1
votes

It seems that the Hortonworks Hive Warehouse Connector up to v.1.0.0 doesn't support schema updates. I try to use

hive
  .createTable(tableName)
  .ifNotExists()
  .column(name, type)
  .create()

if table exist but with different schema and nothing happens. And then I try to write DataFrame with different schema.

dataFrame
  .write
  .format("com.hortonworks.spark.sql.hive.llap.HiveWarehouseConnector")
  .save()

and nothing happens too.
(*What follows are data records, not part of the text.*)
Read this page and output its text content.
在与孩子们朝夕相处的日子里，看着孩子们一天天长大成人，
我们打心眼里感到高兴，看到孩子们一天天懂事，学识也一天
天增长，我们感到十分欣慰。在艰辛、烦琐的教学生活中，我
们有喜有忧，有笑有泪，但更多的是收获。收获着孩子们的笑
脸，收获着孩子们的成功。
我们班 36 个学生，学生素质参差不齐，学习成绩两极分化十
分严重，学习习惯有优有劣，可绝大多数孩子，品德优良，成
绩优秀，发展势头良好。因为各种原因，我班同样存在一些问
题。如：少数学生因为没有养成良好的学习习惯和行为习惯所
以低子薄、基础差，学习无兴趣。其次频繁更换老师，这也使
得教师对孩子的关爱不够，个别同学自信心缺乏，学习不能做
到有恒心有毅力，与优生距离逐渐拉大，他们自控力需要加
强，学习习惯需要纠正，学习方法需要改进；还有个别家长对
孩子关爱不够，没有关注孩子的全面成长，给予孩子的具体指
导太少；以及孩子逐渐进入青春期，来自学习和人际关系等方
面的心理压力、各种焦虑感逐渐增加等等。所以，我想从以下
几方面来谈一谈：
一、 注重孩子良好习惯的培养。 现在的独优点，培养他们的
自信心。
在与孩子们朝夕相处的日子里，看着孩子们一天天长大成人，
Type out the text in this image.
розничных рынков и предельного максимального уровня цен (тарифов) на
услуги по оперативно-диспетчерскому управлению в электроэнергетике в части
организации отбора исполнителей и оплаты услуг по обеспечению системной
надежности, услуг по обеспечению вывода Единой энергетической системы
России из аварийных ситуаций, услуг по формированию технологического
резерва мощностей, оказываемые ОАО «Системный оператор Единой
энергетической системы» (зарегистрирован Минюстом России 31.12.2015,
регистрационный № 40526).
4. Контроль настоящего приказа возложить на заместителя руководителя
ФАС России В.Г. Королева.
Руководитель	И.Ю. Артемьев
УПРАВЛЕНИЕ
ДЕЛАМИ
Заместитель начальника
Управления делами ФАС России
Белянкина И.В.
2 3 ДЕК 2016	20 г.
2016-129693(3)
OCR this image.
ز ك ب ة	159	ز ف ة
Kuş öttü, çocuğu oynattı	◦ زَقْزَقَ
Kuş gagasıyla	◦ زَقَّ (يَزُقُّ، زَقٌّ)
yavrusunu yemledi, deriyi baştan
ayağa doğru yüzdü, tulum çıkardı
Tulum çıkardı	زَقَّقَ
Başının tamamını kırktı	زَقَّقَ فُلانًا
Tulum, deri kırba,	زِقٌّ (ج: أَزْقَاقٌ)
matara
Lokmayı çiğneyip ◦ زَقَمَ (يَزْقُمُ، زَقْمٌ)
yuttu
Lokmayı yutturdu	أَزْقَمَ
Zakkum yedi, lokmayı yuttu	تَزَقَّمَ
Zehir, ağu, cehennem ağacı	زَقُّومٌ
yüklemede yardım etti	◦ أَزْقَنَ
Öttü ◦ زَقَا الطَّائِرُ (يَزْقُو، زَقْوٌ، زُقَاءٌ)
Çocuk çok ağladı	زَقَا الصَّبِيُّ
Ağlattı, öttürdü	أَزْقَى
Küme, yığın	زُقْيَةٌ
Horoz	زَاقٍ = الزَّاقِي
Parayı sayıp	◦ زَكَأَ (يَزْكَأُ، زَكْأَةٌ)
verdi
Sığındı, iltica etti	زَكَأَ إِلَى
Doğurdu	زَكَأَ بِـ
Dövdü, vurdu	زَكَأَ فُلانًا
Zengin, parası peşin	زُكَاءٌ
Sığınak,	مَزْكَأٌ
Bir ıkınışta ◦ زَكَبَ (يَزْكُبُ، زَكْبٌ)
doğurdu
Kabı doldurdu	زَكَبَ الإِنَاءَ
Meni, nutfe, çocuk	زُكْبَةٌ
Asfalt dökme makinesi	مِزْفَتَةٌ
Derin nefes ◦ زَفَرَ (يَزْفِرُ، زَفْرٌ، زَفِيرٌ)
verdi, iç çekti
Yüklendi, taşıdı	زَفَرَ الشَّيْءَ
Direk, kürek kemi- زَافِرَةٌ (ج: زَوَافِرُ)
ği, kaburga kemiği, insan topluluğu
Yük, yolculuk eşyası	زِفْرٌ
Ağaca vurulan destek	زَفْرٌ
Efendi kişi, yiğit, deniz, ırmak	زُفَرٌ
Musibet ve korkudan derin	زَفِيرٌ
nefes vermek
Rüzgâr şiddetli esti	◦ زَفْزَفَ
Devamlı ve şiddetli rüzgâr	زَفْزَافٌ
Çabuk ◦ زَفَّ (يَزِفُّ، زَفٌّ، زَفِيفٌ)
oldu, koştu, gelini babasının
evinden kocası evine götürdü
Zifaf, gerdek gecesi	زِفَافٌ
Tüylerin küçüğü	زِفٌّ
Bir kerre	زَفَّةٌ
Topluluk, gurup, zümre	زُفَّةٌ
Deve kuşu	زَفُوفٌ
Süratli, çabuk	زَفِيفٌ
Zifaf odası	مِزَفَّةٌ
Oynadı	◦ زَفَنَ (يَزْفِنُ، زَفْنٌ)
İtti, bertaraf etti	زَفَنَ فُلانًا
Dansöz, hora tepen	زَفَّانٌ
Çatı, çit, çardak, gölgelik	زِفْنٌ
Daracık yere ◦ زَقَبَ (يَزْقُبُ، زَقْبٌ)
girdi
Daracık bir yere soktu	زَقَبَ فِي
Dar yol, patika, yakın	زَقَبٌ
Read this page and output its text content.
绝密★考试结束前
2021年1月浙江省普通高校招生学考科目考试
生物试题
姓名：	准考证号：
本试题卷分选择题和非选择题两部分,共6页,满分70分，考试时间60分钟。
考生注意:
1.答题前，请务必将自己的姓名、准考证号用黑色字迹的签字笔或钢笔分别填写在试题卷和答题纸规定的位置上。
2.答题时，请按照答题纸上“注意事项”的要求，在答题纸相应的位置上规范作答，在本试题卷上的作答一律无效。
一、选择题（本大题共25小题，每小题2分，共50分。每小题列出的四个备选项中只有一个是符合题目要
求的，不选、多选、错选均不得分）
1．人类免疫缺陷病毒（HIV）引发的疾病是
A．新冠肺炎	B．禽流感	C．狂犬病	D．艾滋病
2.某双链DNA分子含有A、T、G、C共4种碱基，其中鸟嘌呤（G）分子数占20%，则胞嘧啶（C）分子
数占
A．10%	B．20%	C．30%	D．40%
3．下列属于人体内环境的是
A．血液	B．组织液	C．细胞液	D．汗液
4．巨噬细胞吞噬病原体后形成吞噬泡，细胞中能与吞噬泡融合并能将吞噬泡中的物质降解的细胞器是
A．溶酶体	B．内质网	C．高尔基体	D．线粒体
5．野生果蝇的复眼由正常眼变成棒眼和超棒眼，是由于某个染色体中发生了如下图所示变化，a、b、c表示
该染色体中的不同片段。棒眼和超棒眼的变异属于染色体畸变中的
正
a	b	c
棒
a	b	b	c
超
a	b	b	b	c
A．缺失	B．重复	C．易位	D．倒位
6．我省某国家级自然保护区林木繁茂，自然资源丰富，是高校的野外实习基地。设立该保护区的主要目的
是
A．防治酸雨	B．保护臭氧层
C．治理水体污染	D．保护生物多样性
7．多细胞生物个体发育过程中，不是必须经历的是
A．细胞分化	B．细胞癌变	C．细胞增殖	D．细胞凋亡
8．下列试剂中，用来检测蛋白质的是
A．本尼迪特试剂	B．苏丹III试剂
I expect that an AnalysisException should be thrown as Spark does it.

1

1 Answers

0
votes

I find out that to create an HWC table a query is generated ...

CREATE TABLE IF NOT EXISTS schema.table  (SERIALKEY DECIMAL(38,10),SOME STRING,SOME_OTHER STRING,...) STORED AS ORC

it is executed only if the table is not exist and the schemes do not compare. Then a request is made to insert data ...

LOAD DATA INPATH '/tmp/20190222040853-6ab51b3c-a459-41df-9739-38bf5efb8da1' INTO TABLE schema.table

which based on the documentation ...

NO verification of data against the schema is performed by the load command.

As a result if the scheme changes the HWC makes it possible to record this data frame in the Hive storage where old table with different scheme keeps they data without any exception.